The attitudinal changes were found to be positive and played a significant role in justifying the incorporation of delirium screening into routine practice. The higher degree of confidence and motivation made the nurses have more ownership over the assessment tasks. Nevertheless, the presence of consistent clinical and organizational obstacles, such as workload issues, time management, and the problem of sedation, as well as the institutional hierarchy, still affected the consistency of implementation.

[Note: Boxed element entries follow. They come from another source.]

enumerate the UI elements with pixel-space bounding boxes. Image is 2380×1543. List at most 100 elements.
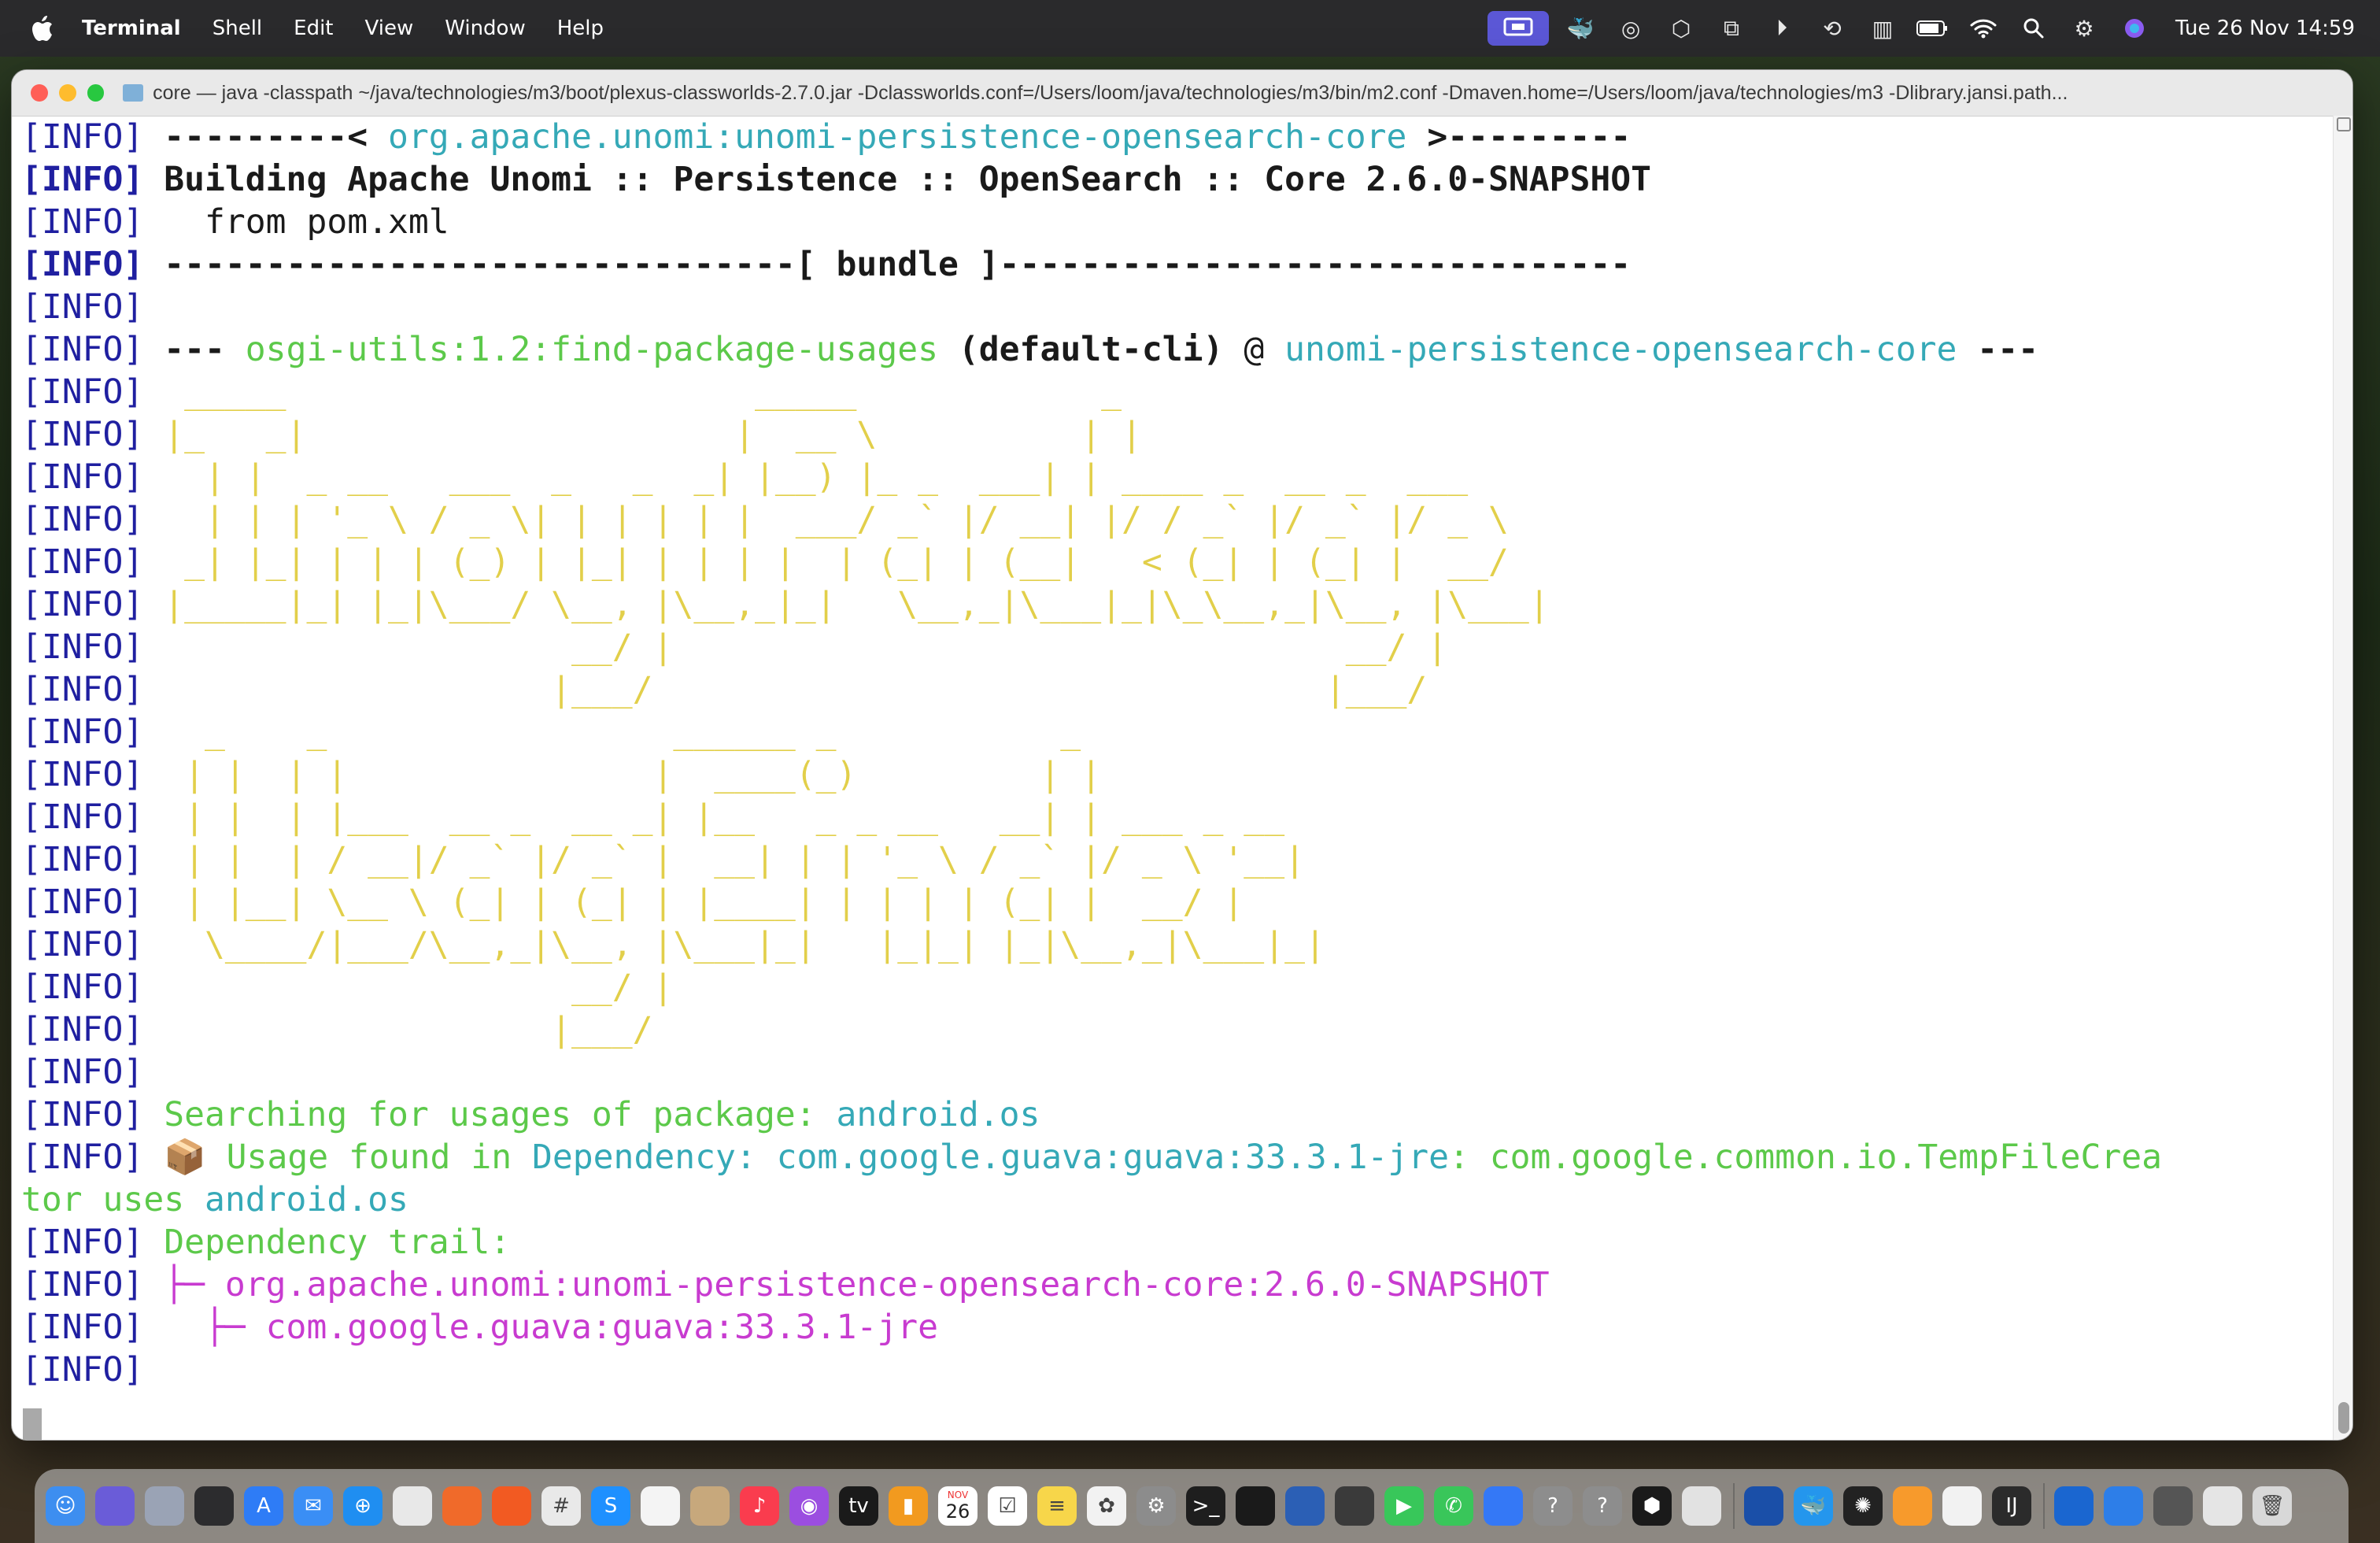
terminal-line: [INFO] Dependency trail: bbox=[21, 1223, 511, 1262]
siri-icon[interactable] bbox=[95, 1486, 135, 1526]
intellij-icon[interactable]: IJ bbox=[1992, 1486, 2031, 1526]
window-titlebar[interactable]: core — java -classpath ~/java/technologi… bbox=[12, 70, 2352, 117]
menu-help[interactable]: Help bbox=[557, 17, 604, 40]
memory-icon[interactable]: ▥ bbox=[1864, 11, 1901, 46]
chatgpt-icon[interactable]: ✺ bbox=[1843, 1486, 1883, 1526]
app-menu-terminal[interactable]: Terminal bbox=[82, 17, 181, 40]
terminal-line: [INFO] _ _ ______ _ _ bbox=[21, 711, 2334, 753]
terminal-line: [INFO] bbox=[21, 1349, 2334, 1391]
vpn-icon[interactable]: ⧉ bbox=[1713, 11, 1750, 46]
terminal-line: [INFO] ---------< org.apache.unomi:unomi… bbox=[21, 117, 1632, 157]
ascii-art-row: | |__| \__ \ (_| | (_| | |____| | | | | … bbox=[143, 883, 1244, 922]
system-settings-icon[interactable]: ⚙ bbox=[1136, 1486, 1176, 1526]
terminal-output[interactable]: [INFO] ---------< org.apache.unomi:unomi… bbox=[12, 116, 2334, 1440]
books-icon[interactable]: ▮ bbox=[889, 1486, 928, 1526]
music-icon[interactable]: ♪ bbox=[740, 1486, 779, 1526]
ascii-art-row: _____ _____ _ bbox=[143, 372, 1122, 412]
brave-icon[interactable] bbox=[492, 1486, 531, 1526]
time-machine-icon[interactable]: ⟲ bbox=[1813, 11, 1851, 46]
ascii-art-row: _ _ ______ _ _ bbox=[143, 712, 1081, 752]
app-store-icon[interactable]: A bbox=[244, 1486, 283, 1526]
menu-view[interactable]: View bbox=[365, 17, 414, 40]
tv-icon[interactable]: tv bbox=[839, 1486, 878, 1526]
info-prefix: [INFO] bbox=[21, 457, 144, 497]
facetime-icon[interactable]: ▶ bbox=[1384, 1486, 1424, 1526]
ascii-art-row: | | _ __ ___ _ _ _| |__) |_ _ ___| | ___… bbox=[143, 457, 1469, 497]
notes-icon[interactable]: ≡ bbox=[1037, 1486, 1077, 1526]
unknown-app-icon[interactable]: ? bbox=[1533, 1486, 1572, 1526]
preview-icon[interactable] bbox=[1682, 1486, 1721, 1526]
terminal-window: core — java -classpath ~/java/technologi… bbox=[11, 69, 2353, 1441]
wifi-icon[interactable] bbox=[1964, 11, 2002, 46]
siri-icon[interactable] bbox=[2116, 11, 2153, 46]
sourcetree-icon[interactable] bbox=[1285, 1486, 1325, 1526]
close-window-button[interactable] bbox=[31, 84, 48, 102]
terminal-line: [INFO] Building Apache Unomi :: Persiste… bbox=[21, 160, 1652, 199]
skype-icon[interactable]: S bbox=[591, 1486, 630, 1526]
dock-separator bbox=[1733, 1483, 1735, 1529]
photos-icon[interactable]: ✿ bbox=[1087, 1486, 1126, 1526]
info-prefix: [INFO] bbox=[21, 1095, 144, 1134]
screen-mirroring-icon[interactable] bbox=[1488, 11, 1550, 46]
podcasts-icon[interactable]: ◉ bbox=[789, 1486, 829, 1526]
sublime-icon[interactable] bbox=[1893, 1486, 1932, 1526]
terminal-line: [INFO] Searching for usages of package: … bbox=[21, 1095, 1040, 1134]
finder-icon[interactable]: ☺ bbox=[46, 1486, 85, 1526]
docker-icon[interactable]: 🐳 bbox=[1561, 11, 1599, 46]
folder-icon bbox=[123, 84, 144, 102]
launchpad-icon[interactable] bbox=[145, 1486, 184, 1526]
battery-icon[interactable] bbox=[1914, 11, 1952, 46]
xcode-icon[interactable] bbox=[1484, 1486, 1523, 1526]
reminders-icon[interactable]: ☑ bbox=[988, 1486, 1027, 1526]
airplay-audio-icon[interactable]: ◎ bbox=[1612, 11, 1650, 46]
textedit-icon[interactable] bbox=[641, 1486, 680, 1526]
control-center-icon[interactable]: ⚙ bbox=[2065, 11, 2103, 46]
calendar-icon[interactable]: NOV 26 bbox=[938, 1486, 978, 1526]
unknown-app-icon-2[interactable]: ? bbox=[1583, 1486, 1622, 1526]
package-icon[interactable]: ⬡ bbox=[1662, 11, 1700, 46]
console-icon[interactable] bbox=[1335, 1486, 1374, 1526]
info-prefix: [INFO] bbox=[21, 1053, 144, 1092]
menu-bar-clock[interactable]: Tue 26 Nov 14:59 bbox=[2175, 17, 2355, 40]
github-icon[interactable]: ⬢ bbox=[1632, 1486, 1672, 1526]
file-icon[interactable] bbox=[2153, 1486, 2193, 1526]
onepassword-icon[interactable] bbox=[2054, 1486, 2094, 1526]
info-prefix: [INFO] bbox=[21, 1138, 144, 1177]
play-icon[interactable]: ⏵ bbox=[1763, 11, 1801, 46]
terminal-icon[interactable]: >_ bbox=[1186, 1486, 1225, 1526]
info-prefix: [INFO] bbox=[21, 1350, 144, 1389]
ascii-art-row: __/ | bbox=[143, 968, 674, 1007]
search-icon[interactable] bbox=[2015, 11, 2053, 46]
scroll-marker-icon[interactable] bbox=[2337, 117, 2351, 131]
ascii-art-row: __/ | __/ | bbox=[143, 627, 1448, 667]
slack-icon[interactable]: # bbox=[541, 1486, 581, 1526]
teamviewer-icon[interactable] bbox=[1744, 1486, 1783, 1526]
activity-monitor-icon[interactable] bbox=[1236, 1486, 1275, 1526]
trash-icon[interactable]: 🗑 bbox=[2252, 1486, 2292, 1526]
terminal-line: [INFO] |___/ bbox=[21, 1008, 2334, 1051]
apple-menu-icon[interactable] bbox=[30, 14, 55, 43]
contacts-icon[interactable] bbox=[690, 1486, 730, 1526]
info-prefix: [INFO] bbox=[21, 585, 144, 624]
menu-shell[interactable]: Shell bbox=[213, 17, 262, 40]
menu-bar: Terminal Shell Edit View Window Help 🐳 ◎… bbox=[0, 0, 2380, 57]
safari-icon[interactable]: ⊕ bbox=[343, 1486, 382, 1526]
documents-icon[interactable] bbox=[2203, 1486, 2242, 1526]
firefox-icon[interactable] bbox=[442, 1486, 482, 1526]
docker-icon[interactable]: 🐳 bbox=[1794, 1486, 1833, 1526]
menu-edit[interactable]: Edit bbox=[294, 17, 333, 40]
messages-icon[interactable]: ✆ bbox=[1434, 1486, 1473, 1526]
info-prefix: [INFO] bbox=[21, 925, 144, 964]
info-prefix: [INFO] bbox=[21, 627, 144, 667]
network-icon[interactable] bbox=[2104, 1486, 2143, 1526]
vertical-scrollbar[interactable] bbox=[2333, 116, 2352, 1440]
menu-window[interactable]: Window bbox=[445, 17, 526, 40]
ascii-art-row: |___/ bbox=[143, 1010, 653, 1049]
scrollbar-thumb[interactable] bbox=[2338, 1402, 2349, 1434]
minimize-window-button[interactable] bbox=[58, 84, 76, 102]
textedit-2-icon[interactable] bbox=[1942, 1486, 1982, 1526]
mission-control-icon[interactable] bbox=[194, 1486, 234, 1526]
chrome-icon[interactable] bbox=[393, 1486, 432, 1526]
mail-icon[interactable]: ✉ bbox=[294, 1486, 333, 1526]
zoom-window-button[interactable] bbox=[87, 84, 105, 102]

The results indicate that educational interventions cannot provide long-term practice change unless they are supported by an organization. To achieve sustainable improvement, there should be consistency between personal competency building and systemwide plans, like leadership involvement, workflow consolidation, and ongoing professional development. Enhancing these factors can help justify the ongoing implementation of the delirium assessment as a standard part of the ICU nursing practice.

Recommendations

Future research ought to focus on the retention of knowledge, attitudes, and clinical skills over a long period after the implementation of educational interventions. The study is suggested to be expanded into multi-centre research that will encompass both private and publicly funded hospitals to enable a wider comparison between the healthcare settings. The inclusion of interdisciplinary views can also contribute to better comprehension of practices of delirium management. Long-term and mixed-method designs are also required to assess the long-term impacts on patient outcomes and organizational performance.

Conflicts of Interest:

The authors declare no conflicts of interest in relation to this study.

ACKNOWLEDGEMENT

The authors would like to thank the ICU nurses who participated in this study for sharing their valuable experiences. Appreciation is also extended to the nursing leadership and management teams of the participating hospitals for their support during data collection. The authors acknowledge the guidance and institutional support provided by the School of Nursing, KPJ Healthcare University, Malaysia.